La ciudad estaba cubierta por una capa gruesa de nieve que no embellecía: imponía. Las calles brillaban bajo faroles amarillos, y el tráfico avanzaba lento, lleno de gente con bufandas, gorros y bolsas de compras como si el frío fuera parte del ritual.
Cuando llegaron, el lugar era exactamente lo que Jonathan había prometido sin prometerlo.
Una invasión.
La pista de hielo repleta, familias apretadas con niños que se aferraban a las barandas, parejas ridículas que se tomaban de la mano como si el amor viniera con patines incluidos, grupos de amigos riéndose demasiado fuerte. Luces. Música. Ese aire de diciembre que parecía obligatorio.
La tarde caía, y todavía había tiempo: el cielo estaba entre gris y azul, como si la ciudad no terminara de decidirse.
Charlotte bajó del coche y el frío le mordió la cara con un descaro casi personal.
Jonathan se detuvo a su lado y la tocó apenas con el codo, como para reclamar su atención sin decir su nombre.
Le entregó una caja pequeña.
Charlotte la miró como si le acabaran de ofrecer un soborno barato.
—Los regalos no te van a hacer ganar puntos.
Jonathan rio, sin mirarla todavía. Abrió la caja con calma, como si no tuviera prisa por impresionarla.
Dentro había unos guantes de cuero. Negros. Buenos. De esos que no son “bonitos”, sino correctos.
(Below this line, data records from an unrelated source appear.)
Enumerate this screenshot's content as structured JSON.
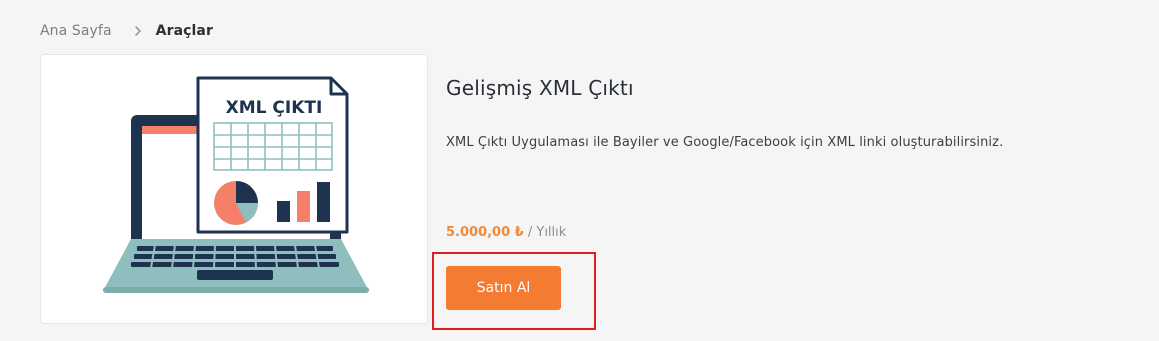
{
  "breadcrumb": {
    "home_label": "Ana Sayfa",
    "current_label": "Araçlar"
  },
  "product": {
    "image_text": "XML ÇIKTI",
    "title": "Gelişmiş XML Çıktı",
    "description": "XML Çıktı Uygulaması ile Bayiler ve Google/Facebook için XML linki oluşturabilirsiniz.",
    "price": "5.000,00 ₺",
    "period": " / Yıllık",
    "buy_label": "Satın Al"
  },
  "colors": {
    "accent": "#f47b32",
    "price": "#f08a3b",
    "highlight": "#e11d1d",
    "laptop_dark": "#1d3350",
    "laptop_teal": "#8ebfbe",
    "salmon": "#f5806a"
  }
}
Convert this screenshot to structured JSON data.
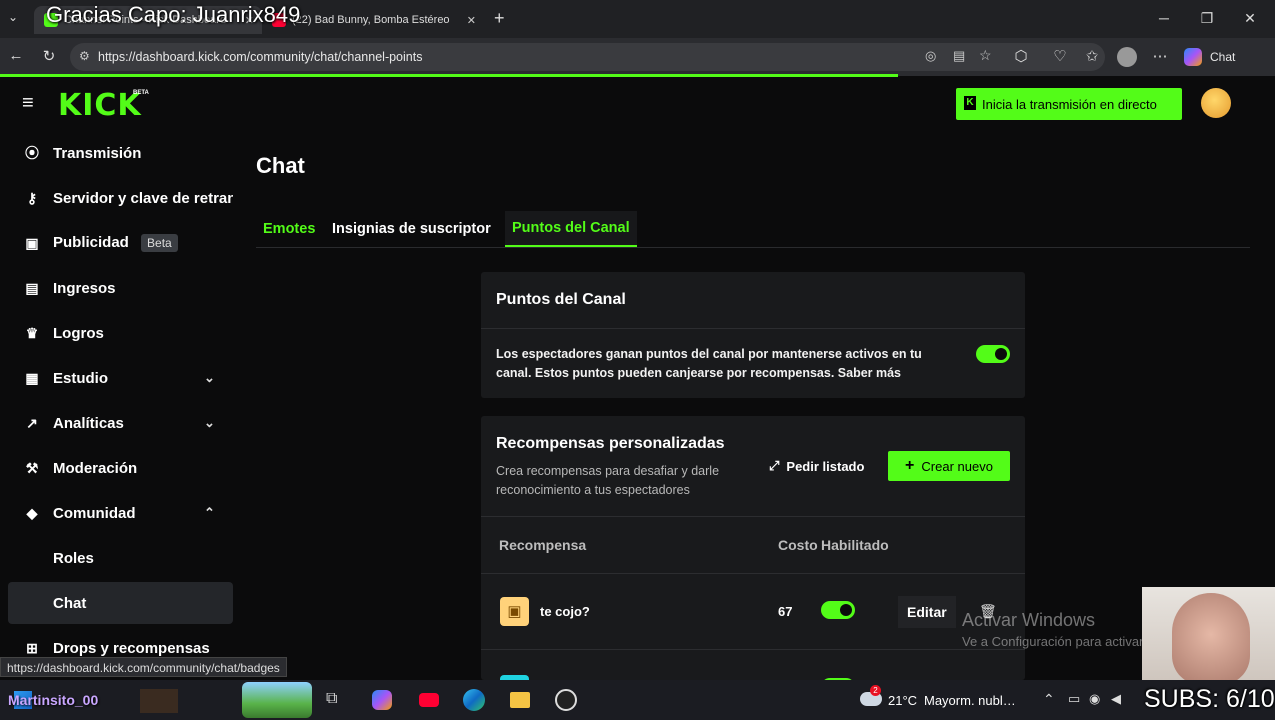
{
  "overlay": {
    "title": "Gracias Capo: Juanrix849",
    "subs_counter": "SUBS: 6/10",
    "streamer_name": "Martinsito_00"
  },
  "browser": {
    "tabs": [
      {
        "label": "Channel Points - Kick Dashboard"
      },
      {
        "label": "(22) Bad Bunny, Bomba Estéreo"
      }
    ],
    "url": "https://dashboard.kick.com/community/chat/channel-points",
    "copilot_label": "Chat",
    "status_link": "https://dashboard.kick.com/community/chat/badges"
  },
  "header": {
    "logo": "KICK",
    "logo_tag": "BETA",
    "go_live_label": "Inicia la transmisión en directo"
  },
  "sidebar": {
    "items": [
      {
        "label": "Transmisión",
        "icon": "broadcast-icon"
      },
      {
        "label": "Servidor y clave de retransmisión",
        "icon": "key-icon"
      },
      {
        "label": "Publicidad",
        "icon": "ad-icon",
        "badge": "Beta"
      },
      {
        "label": "Ingresos",
        "icon": "money-icon"
      },
      {
        "label": "Logros",
        "icon": "trophy-icon"
      },
      {
        "label": "Estudio",
        "icon": "studio-icon"
      },
      {
        "label": "Analíticas",
        "icon": "analytics-icon"
      },
      {
        "label": "Moderación",
        "icon": "hammer-icon"
      },
      {
        "label": "Comunidad",
        "icon": "community-icon"
      },
      {
        "label": "Roles"
      },
      {
        "label": "Chat"
      },
      {
        "label": "Drops y recompensas",
        "icon": "gift-icon"
      }
    ]
  },
  "main": {
    "title": "Chat",
    "tabs": [
      {
        "label": "Emotes"
      },
      {
        "label": "Insignias de suscriptor"
      },
      {
        "label": "Puntos del Canal"
      }
    ],
    "points_card": {
      "title": "Puntos del Canal",
      "description": "Los espectadores ganan puntos del canal por mantenerse activos en tu canal. Estos puntos pueden canjearse por recompensas. Saber más",
      "enabled": true
    },
    "rewards_card": {
      "title": "Recompensas personalizadas",
      "subtitle": "Crea recompensas para desafiar y darle reconocimiento a tus espectadores",
      "request_list_label": "Pedir listado",
      "create_label": "Crear nuevo",
      "columns": [
        "Recompensa",
        "Costo",
        "Habilitado"
      ],
      "rows": [
        {
          "name": "te cojo?",
          "cost": "67",
          "enabled": true,
          "edit_label": "Editar"
        }
      ]
    }
  },
  "watermark": {
    "line1": "Activar Windows",
    "line2": "Ve a Configuración para activar Windows."
  },
  "taskbar": {
    "weather_temp": "21°C",
    "weather_desc": "Mayorm. nublado",
    "notification_count": "2"
  },
  "colors": {
    "accent": "#53fc18",
    "background": "#0b0b0c",
    "card": "#191a1c"
  }
}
A juego con su abrigo.
Charlotte alzó una ceja.
Jonathan la miro.
—No es un regalo —dijo—. Es prevención.
Charlotte apartó la caja con la mano, como si el cuero le ofendiera la existencia.
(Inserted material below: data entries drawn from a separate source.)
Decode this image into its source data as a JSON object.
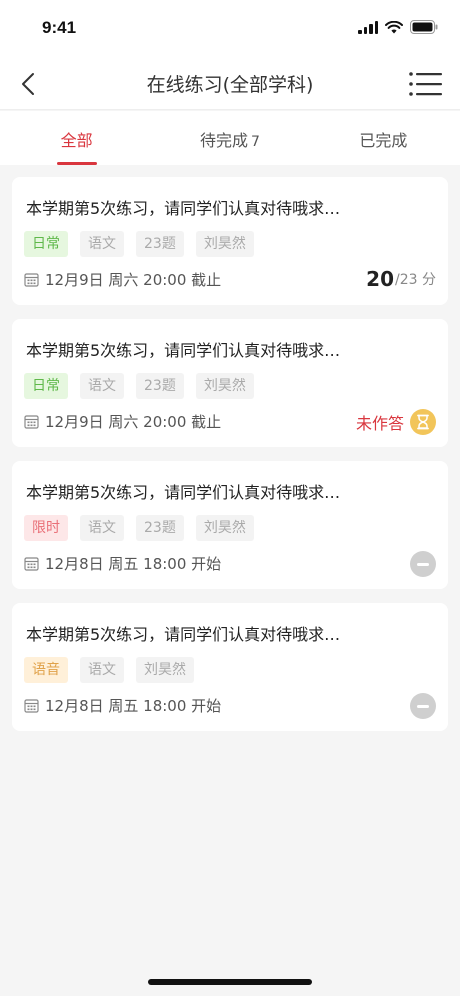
{
  "status": {
    "time": "9:41"
  },
  "nav": {
    "title": "在线练习(全部学科)"
  },
  "tabs": [
    {
      "label": "全部",
      "count": "",
      "active": true
    },
    {
      "label": "待完成",
      "count": "7",
      "active": false
    },
    {
      "label": "已完成",
      "count": "",
      "active": false
    }
  ],
  "cards": [
    {
      "title": "本学期第5次练习，请同学们认真对待哦求…",
      "tags": [
        "日常",
        "语文",
        "23题",
        "刘昊然"
      ],
      "date": "12月9日 周六 20:00 截止",
      "score": "20",
      "total": "/23 分"
    },
    {
      "title": "本学期第5次练习，请同学们认真对待哦求…",
      "tags": [
        "日常",
        "语文",
        "23题",
        "刘昊然"
      ],
      "date": "12月9日 周六 20:00 截止",
      "status": "未作答"
    },
    {
      "title": "本学期第5次练习，请同学们认真对待哦求…",
      "tags": [
        "限时",
        "语文",
        "23题",
        "刘昊然"
      ],
      "date": "12月8日 周五 18:00 开始"
    },
    {
      "title": "本学期第5次练习，请同学们认真对待哦求…",
      "tags": [
        "语音",
        "语文",
        "刘昊然"
      ],
      "date": "12月8日 周五 18:00 开始"
    }
  ],
  "colors": {
    "accent": "#d9363e",
    "daily": "#5fb84a",
    "timed": "#e97078",
    "voice": "#e0a24a",
    "hourglass": "#f2c55a"
  },
  "icons": [
    "back-arrow-icon",
    "menu-icon",
    "calendar-icon",
    "hourglass-icon",
    "minus-circle-icon",
    "signal-icon",
    "wifi-icon",
    "battery-icon"
  ]
}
—Buen intento —murmuró—. No te alcanzó.
Y sacó de su bolsa el mismo par… pero ya usado. El cuero tenía ese brillo mínimo de lo real, no de lo nuevo.
Se los puso con deliberada lentitud, dedo por dedo, como si el gesto fuera una lección.
Jonathan la miró, y esa sonrisa suya se torció.
—Me estás diciendo que… ¿ibas preparada?
—Te estoy diciendo que no soy tú —respondió Charlotte—. Yo no necesito una caja para recordar el clima.
Jonathan bajó la vista un segundo, como si aceptara el golpe con humor.
—Qué lástima. Me gustaba la idea de salvarte de algo.
Charlotte lo fulminó con la mirada.
—No me salves de nada, Dickins.
Jonathan levantó las manos en rendición teatral mínima.
—Anotado.
Caminaron hacia la pista entre gente y luces, con la nieve crujiente bajo los zapatos. El árbol gigantesco estaba ahí, descomunal, lleno de adornos que parecían demasiado para un solo objeto. Charlotte lo miró como miraba todo: evaluando costo, logística, efecto.
—¿Vienes aquí seguido? —preguntó Jonathan, como si fuera curiosidad casual.
Charlotte no apartó los ojos del árbol.
—No.
—Se nota.
Ella giró la cabeza.
—¿Porque no sonrío como una idiota?
—Porque estás viendo el árbol como si fuera una adquisición hostil —dijo él, tranquilo—. Y porque ya estás contando cuántos focos hay.
Charlotte sostuvo su mirada.
—¿Cuántos crees que hay?
Jonathan sonrió, provocándola justo donde sabía que ella mordía.
—Los suficientes para que la gente olvide que está gastando dinero para mirar luces.
Charlotte soltó una exhalación corta, lo más cercano a una risa.
—Entonces sí entiendes la Navidad.
Jonathan se encogió de hombros.
—Entiendo la puesta en escena. La emoción la tolero.